What are the UTM parameters we consider:

  • utm_source
  • utm_medium
  • utm_campaign
  • utm_content
  • utm_name
  • utm_term
  • initial_utm_source
  • initial_utm_medium
  • initial_utm_campaign
  • initial_utm_content
  • initial_utm_name
  • initial_utm_term
  • gclid

Install

With NPM:

npm install utm-synapse

With Yarn:

yarn add utm-synapse

Usage

import { utmSynapse } from 'utm-synapse';

const utmParams = utmSynapse.parse(); // Will parse according to the current URL
utmSynapse.save(utmParams);
utmSynapse.hideFromDisplayedUrl();

// ... Your frontend router does its own things
// ...
// ... And once we are ready to report UTM parameters to a third-party...

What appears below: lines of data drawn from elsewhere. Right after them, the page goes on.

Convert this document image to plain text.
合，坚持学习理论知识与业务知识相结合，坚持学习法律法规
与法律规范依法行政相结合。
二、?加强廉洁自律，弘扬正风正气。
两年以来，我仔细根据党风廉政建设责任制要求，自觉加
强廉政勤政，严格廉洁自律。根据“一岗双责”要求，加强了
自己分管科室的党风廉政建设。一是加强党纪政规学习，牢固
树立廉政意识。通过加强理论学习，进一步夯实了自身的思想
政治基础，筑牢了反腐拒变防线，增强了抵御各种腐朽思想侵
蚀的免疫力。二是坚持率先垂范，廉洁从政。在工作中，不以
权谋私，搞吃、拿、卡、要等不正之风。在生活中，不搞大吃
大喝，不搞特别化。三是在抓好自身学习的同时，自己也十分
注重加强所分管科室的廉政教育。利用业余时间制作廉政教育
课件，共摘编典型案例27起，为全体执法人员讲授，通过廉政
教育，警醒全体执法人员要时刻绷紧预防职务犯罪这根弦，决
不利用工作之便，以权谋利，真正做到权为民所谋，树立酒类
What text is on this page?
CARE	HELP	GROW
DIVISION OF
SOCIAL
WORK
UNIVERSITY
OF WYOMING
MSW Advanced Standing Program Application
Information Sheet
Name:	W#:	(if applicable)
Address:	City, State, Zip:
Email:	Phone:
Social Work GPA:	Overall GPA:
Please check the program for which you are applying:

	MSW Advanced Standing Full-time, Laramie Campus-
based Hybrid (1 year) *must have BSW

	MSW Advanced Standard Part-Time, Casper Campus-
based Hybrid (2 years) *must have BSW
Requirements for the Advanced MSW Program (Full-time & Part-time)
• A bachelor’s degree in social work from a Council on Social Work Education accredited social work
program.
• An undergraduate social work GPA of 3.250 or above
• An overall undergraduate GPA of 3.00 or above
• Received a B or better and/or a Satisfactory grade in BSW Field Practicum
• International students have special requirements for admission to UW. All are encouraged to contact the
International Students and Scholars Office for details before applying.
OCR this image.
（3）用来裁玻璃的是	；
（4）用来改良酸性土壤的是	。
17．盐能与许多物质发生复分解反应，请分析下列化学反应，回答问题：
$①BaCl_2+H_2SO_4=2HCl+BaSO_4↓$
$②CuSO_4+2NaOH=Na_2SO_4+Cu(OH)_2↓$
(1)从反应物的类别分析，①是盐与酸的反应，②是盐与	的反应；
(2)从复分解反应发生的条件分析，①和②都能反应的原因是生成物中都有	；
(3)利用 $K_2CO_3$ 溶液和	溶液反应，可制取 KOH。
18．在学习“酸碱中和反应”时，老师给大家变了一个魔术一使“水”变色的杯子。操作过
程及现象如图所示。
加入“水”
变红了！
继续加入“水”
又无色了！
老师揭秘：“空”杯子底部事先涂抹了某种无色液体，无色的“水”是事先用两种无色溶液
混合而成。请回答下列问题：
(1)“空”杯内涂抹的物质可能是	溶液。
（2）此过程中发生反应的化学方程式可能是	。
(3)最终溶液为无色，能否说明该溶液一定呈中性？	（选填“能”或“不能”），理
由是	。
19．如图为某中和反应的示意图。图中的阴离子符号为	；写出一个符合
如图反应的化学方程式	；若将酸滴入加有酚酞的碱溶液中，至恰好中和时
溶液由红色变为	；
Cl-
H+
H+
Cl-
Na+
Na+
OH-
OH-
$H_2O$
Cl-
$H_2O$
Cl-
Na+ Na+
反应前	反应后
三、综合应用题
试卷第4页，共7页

const utmParams = utmSynapse.load();

if (utmParams) {
  const currentUrlWithOriginalParameters = utmSynapse.setIntoURL(
    window.location.href,
    utmParams
  );

  // ... you can report to your third-party using the `currentUrlWithOriginalParameters` as "page location" parameter (the naming will depend on your analytics platform)

  utmSynapse.clear(); // It's optional but it avoids injecting UTM params on the next page changes since the data has been reported already (the third-party tool should manage a continuity of session between pages)
}

Compatibility with frameworks and analytics librairies

This package is not intented to be depends on other libraries, usually to integrate it with those it's just a question of router middlewares or reporting middlewares.

Different frameworks/librairies examples will be documented in the future depending on community feedback.

API & documentation

You can find all available methods and definitions by clicking here

Note: this technical documentation is auto-generated

Advanced usage

Avoid singleton

utmSynapse is used as an imported singleton to simplify usage from different contexts (at the router scope, at the analytics library scope...). If you are able to share the instance across those scopes and want to manage it more properly, you can create your own instance:

import { UtmSynapse } from 'utm-synapse';

const utmSynapse = new UtmSynapse();

Use of sessionStorage, why?

The package is only relying on sessionStorage to keep track of UTM parameters because it won't be shared between sessions. The reason to avoid localStorage and cookies:

  • imagine you are dealing with multiple tabs for the same website, you would not mixed the UTM parameters between different flows
  • and if you come back 2 days later, you accept the consent, you don't want to use the UTM parameters registered a while in a different context

Development & pull requests

If you are willing to contribute to this library, you can easily watch tests while developing:

yarn run test:watch

In you intend while developing on this library to test directly into a parent project (thanks to yarn link ...), you can use the following so modifications are reflected with just a page refresh (it can be used in parallel to the previous command):

yarn run dev

Note: in case your "parent project" uses CommonJS it's required to use yarn run dev:cjs

[IMPORTANT] To develop, and in case your package manager is npm you should be able to install dependencies to do some testing... but to submit a pull request please use yarn because our dependency tree is managed through yarn.lock (and not package-lock.json from npm).